Tenant activists and media outlets deny a landlord exodus and ignore their own campaigns which led to this impasse.
Section 21 own goal
This is the ultimate own goal. Activists like Shelter and Generation Rent, along with politicians chasing votes, sold the abolition as a ‘game changer’ for tenants.
But in doing so, they ignored why Section 21 existed in the first place which was to encourage investment in rented homes by balancing landlord and tenant rights.
The reasons include protecting landlords from bad tenants and enabling quick recovery.
But those reasons haven’t vanished and the sector won’t become magically risk-free.
A contracting private rented sector, rising costs passed to tenants and blame directed to the very people they drove away.

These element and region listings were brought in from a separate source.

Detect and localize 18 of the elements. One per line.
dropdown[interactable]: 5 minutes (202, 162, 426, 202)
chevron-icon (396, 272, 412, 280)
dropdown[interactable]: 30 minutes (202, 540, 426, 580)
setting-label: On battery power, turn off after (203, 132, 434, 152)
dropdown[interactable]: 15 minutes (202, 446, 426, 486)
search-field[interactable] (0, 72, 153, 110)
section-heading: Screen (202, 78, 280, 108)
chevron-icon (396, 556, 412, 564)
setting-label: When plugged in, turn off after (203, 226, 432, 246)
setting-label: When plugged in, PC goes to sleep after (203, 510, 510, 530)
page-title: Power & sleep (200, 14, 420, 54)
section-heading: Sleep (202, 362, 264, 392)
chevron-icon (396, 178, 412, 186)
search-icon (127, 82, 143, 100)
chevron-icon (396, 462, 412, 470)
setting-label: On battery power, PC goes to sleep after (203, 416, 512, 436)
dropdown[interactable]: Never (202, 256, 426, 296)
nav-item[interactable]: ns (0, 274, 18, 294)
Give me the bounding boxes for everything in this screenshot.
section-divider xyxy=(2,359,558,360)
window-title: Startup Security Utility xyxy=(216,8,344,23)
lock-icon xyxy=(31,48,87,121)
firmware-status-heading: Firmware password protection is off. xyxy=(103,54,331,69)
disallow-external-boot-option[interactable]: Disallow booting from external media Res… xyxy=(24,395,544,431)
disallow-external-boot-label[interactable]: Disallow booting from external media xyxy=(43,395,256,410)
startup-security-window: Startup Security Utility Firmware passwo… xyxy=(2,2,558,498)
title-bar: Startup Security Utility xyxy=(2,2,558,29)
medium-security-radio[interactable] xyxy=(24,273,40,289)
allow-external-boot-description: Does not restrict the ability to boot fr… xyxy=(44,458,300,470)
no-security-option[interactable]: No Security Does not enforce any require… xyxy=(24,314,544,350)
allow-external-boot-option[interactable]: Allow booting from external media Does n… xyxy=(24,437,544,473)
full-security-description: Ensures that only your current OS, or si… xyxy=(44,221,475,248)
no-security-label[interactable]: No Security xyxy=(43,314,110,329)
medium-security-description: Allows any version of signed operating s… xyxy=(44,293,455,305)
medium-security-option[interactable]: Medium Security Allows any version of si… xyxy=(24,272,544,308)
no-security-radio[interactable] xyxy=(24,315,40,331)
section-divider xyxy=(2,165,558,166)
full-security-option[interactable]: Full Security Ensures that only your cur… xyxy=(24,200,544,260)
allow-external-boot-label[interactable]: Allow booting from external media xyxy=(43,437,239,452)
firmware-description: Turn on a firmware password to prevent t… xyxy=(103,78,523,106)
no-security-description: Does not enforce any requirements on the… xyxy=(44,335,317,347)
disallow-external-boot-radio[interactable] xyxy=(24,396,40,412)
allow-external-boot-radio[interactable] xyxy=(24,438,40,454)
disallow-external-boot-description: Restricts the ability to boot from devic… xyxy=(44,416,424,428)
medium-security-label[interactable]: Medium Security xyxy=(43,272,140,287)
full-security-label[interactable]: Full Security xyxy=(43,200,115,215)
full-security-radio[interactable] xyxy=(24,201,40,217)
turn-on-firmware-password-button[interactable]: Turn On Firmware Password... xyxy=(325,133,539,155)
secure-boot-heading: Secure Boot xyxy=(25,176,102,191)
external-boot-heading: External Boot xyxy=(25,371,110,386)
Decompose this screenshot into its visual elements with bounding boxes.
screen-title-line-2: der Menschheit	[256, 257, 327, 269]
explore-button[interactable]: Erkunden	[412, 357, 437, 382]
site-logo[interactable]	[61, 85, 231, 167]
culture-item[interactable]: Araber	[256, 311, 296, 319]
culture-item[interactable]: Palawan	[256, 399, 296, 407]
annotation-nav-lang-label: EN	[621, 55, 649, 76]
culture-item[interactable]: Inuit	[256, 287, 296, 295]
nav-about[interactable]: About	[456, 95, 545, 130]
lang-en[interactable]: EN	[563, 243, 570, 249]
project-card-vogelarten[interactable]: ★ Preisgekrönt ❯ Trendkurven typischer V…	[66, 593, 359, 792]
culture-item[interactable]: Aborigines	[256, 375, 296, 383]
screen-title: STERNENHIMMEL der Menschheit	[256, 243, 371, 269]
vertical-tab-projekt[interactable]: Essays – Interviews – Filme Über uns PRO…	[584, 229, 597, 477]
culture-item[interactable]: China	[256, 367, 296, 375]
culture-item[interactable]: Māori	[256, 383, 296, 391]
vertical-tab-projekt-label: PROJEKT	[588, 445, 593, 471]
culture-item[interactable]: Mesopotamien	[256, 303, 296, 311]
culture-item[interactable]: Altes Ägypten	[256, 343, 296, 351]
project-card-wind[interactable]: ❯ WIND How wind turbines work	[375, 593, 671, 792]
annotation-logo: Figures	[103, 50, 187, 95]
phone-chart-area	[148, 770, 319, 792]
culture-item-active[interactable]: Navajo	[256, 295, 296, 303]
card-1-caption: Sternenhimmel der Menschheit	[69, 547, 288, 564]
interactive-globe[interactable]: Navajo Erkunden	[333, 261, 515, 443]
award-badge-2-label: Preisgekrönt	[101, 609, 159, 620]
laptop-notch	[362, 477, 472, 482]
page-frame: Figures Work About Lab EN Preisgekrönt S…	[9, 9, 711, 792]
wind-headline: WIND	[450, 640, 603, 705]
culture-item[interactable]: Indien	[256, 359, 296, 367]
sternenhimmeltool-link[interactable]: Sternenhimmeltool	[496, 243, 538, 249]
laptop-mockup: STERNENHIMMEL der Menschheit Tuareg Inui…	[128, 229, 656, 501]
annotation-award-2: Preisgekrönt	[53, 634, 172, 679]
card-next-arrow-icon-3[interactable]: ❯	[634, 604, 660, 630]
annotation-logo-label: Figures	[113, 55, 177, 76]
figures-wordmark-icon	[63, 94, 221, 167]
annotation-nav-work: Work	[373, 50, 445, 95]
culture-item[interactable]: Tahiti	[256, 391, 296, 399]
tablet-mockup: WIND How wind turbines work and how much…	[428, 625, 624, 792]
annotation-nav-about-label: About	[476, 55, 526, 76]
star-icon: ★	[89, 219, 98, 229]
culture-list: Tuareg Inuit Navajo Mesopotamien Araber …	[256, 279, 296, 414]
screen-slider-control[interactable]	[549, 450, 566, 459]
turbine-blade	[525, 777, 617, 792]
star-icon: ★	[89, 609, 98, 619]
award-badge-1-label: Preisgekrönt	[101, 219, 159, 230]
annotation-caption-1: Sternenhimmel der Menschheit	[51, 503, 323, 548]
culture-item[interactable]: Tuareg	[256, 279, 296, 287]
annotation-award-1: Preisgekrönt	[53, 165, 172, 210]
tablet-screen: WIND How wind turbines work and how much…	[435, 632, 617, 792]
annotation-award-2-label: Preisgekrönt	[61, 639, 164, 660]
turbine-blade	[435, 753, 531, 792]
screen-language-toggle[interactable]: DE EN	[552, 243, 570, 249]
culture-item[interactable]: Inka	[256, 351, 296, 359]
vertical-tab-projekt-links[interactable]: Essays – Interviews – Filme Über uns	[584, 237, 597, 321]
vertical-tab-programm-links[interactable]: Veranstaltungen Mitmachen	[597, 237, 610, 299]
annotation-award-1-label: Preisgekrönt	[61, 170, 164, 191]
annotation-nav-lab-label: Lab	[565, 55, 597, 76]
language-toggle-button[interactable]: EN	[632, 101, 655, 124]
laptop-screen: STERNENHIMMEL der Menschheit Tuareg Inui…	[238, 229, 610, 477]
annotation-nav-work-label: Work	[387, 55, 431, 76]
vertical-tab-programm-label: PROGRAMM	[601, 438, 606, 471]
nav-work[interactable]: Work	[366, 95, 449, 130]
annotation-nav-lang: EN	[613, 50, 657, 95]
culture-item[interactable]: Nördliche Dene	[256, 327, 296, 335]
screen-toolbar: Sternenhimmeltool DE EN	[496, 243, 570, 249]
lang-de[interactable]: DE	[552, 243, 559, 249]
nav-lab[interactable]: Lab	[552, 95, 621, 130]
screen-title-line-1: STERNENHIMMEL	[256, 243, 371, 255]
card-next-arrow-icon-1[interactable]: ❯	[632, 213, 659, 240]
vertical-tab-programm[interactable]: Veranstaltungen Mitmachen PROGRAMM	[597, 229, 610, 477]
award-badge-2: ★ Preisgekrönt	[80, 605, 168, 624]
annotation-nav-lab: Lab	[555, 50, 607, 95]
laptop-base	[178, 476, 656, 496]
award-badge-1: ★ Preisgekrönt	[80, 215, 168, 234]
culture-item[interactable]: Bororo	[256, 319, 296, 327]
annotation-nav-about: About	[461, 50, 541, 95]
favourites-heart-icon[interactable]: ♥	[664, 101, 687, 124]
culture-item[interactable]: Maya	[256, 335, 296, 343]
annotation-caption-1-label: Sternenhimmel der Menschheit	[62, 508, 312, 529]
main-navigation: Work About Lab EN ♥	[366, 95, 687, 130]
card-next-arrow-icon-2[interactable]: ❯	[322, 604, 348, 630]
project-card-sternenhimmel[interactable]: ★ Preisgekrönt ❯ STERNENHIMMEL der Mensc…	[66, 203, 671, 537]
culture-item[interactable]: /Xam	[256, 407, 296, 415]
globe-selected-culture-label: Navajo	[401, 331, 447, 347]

Good landlords, those of us who maintain properties, offer fair terms and provide safe homes, will continue selling to avoid the hassle.
The bad ones will stay and continue ignoring laws, exploiting loopholes or cutting corners.
The real shame is that politicians and campaigners know little about how landlords actually operate: balancing mortgages, repairs, voids and risks on often modest margins.
They treat private renting as an endless tap of housing for them to utilise, not a business sustained by confidence.
Scrapping Section 21 erodes that confidence without fixing courts or incentives.
The Renters’ Rights Act may deliver headlines, but it won’t deliver more secure homes.
It will shrink supply and punish the very renters it claims to protect.
When homelessness persists or worsens, and rents soar, the finger-pointing will be revealing.
Those tenant advocates won’t admit their role in this mess because they’ll just find new villains.
Landlords, meanwhile, will have already voted with their feet and they won’t be coming back.
Until next time,
The Landlord Crusader
Crusader update: Two-tier Starmer is at it again! He told the commons this week: “Renters should have security and I condemn any unfair evictions. I’m proud to be abolishing Section 21, a practice that has pushed thousand of households into homelessness.” Proud? Come back after the summer (if you are still in the job) and explain what has happened with your pride and a law that won’t deliver what you claim. Loon.